Die nachfolgenden Bildern zeigen Wohngebäude, die durch die Philipp Holzmann AG in Großtafelbauweise errichtet wurden.

Nach dem Zweiten Weltkrieg ging die Entwicklung des Beton-Fertigteilbaus im Wesentlichen von Frankreich aus. Insbesondere die Verfahren „Camus“ und „Coignet“ setzten sich durch. Um den Großtafelbau auch in Deutschland im großen Stil umzusetzen, kauften deutsche Baukonzerne Lizenzen der ausländischen Anbieter an und konnten so ohne langwierige Entwicklungarbeiten die bereits erprobten Verfahren und Systeme anwenden.
Gemeinsam mit der französischen Firma Edmond Coignet S.A. gründete die Philipp Holzmann AG am 14. Juli 1961 die Holzmann-Coignet Fertigbau GmbH. Neben einem weiteren Holzmann-Coignet-Werk in Garching bei München folgte eines in Hannover, bei dem das aus der Kooperation mit der schwedischen Firma Ohlsson und Skarne entstandene System Holzmann-Skarne umgesetzt wurde.

Tafelherstellung im Werk

Zentrales Element der Großtafelproduktion sind die Formmaschinen. Je nach Art und Größe der herzustellenden Tafel können die Maschinen speziell angepasst werden, funktionieren jedoch nach demselben zweistufigen Prinzip: Im ersten Schritt befindet sich die Maschine in horizontaler Position. Alle notwendigen Einbauten wie Wasserrohre und Leerrohre für die Elektroinstallation werden eingebaut, bevor anschließend der Beton aufgegossen wird. Nach einer Aushärtezeit wird im zweiten Schritt die Maschine in eine vertikale Position gefahren, um schließlich die fertige Tafel herauszulösen und mittels Kran zum Lagerplatz zu transportieren, wo sie bis zur Montage nachhärtet. In derselben Weise werden nicht nur die Innenwand- und Deckenelemente hergestellt, sondern auch die Außenwände mit bereits eingebauten Fenster- und Türrahmen, Schornsteine oder Treppenläufe inklusive der Podeste.

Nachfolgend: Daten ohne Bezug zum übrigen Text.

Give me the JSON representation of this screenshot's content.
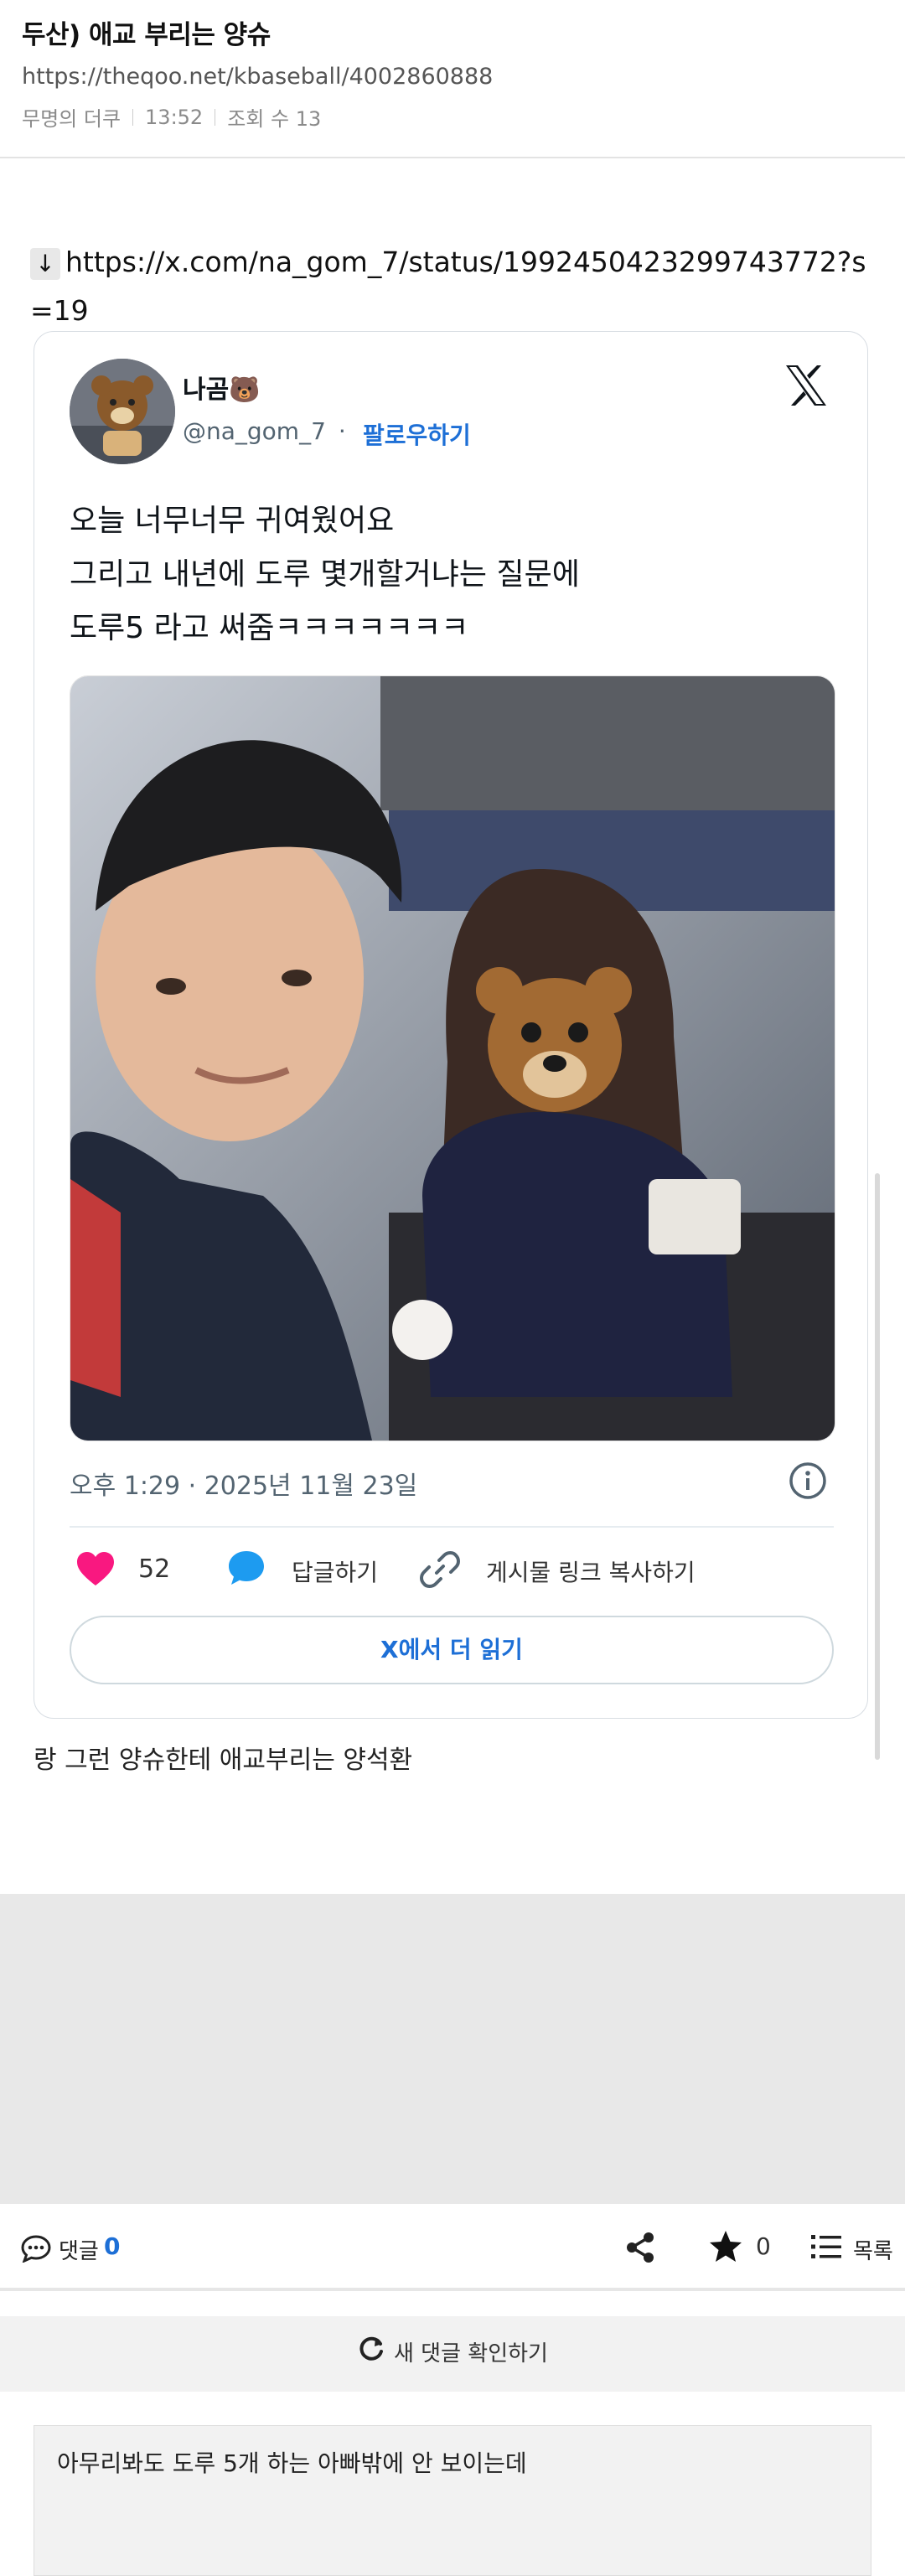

Tafelherstellung in der Feldfabrik

Neben der stationären Herstellung im Werk können die Tafeln auch direkt auf der Baustelle in einer Feldfabrik hergestellt werden. Die wiederverwendbaren Schalungen bestehen dabei aus Betonmatrizen im Innenbereich und Stahlschalungen im Randbereich. Um die äußeren Witterungseinflüsse einzudämmen und den Beton nach dem Befüllen der Form nicht zu schnell auskühlen zu lassen, werden die Elemente von unten mit heißem Wasserdampf beheizt. Nach 24 Stunden können die fertigen Elemente ausgeschalt werden.

Montage auf der Baustelle

Bevor die fertigen Großtafeln montiert werden konnten, mussten nach Ausheben der Baugrube die Fundamente hergestellt werden. Zum Einsatz kamen dabei in der Regel Streifenfundamente mit passgenau justierten Aufsetzpunkten für die Wandelemente. Die Tafeln wurden zumeist stehend mit speziellen Anhängern für Lastkraftwagen zur Baustelle transportiert. Der Einbau erfolgte anschließend unmittelbar vom Transportfahrzeug aus, ohne die Tafeln zwischenzulagern. Eine genaue Zeitplanung war hierbei essentiell, um die Wartezeiten im Sinne der Rationalisierung des Bauablaufs möglichst gering zu halten. Zum Einbau wurden im wesentlichen zwei Krantypen verwandt: Portal- und Turmdrehkräne. Um die Kranspielzeiten zu reduzieren und die Flexibilität zu erhöhen, wurden beide Krantypen schienengebunden ausgeführt. Die entlang der Längsachsen der Gebäude geführten Schienen ermöglichten so das Versetzen der Kräne und damit den einfachen und passgenauen Einbau der Tafeln.
Nach dem Einsetzen und Justieren der Elemente sowie dem Betonieren der Fugen mussten nur noch die eingebauten Installationen miteinander verbunden werden. Sobald eine Etage geschlossen wurde, konnten dort die Ausbauarbeiten beginnen während im Geschoss darüber die nächsten Tafeln eingebaut wurden. Da die Wand- und Deckenelemente im Werk oberflächenfertig hergestellt wurden, mussten vor dem Tapezieren oder Streichen nur noch eventuell vorhandene Poren oder Unebenheiten ausgebessert werden. Die Fassaden wurden meist ebenfalls im Werk oberflächenfertig hergestellt und zum Beispiel mit einer Waschbetonoberfläche ausgebildet.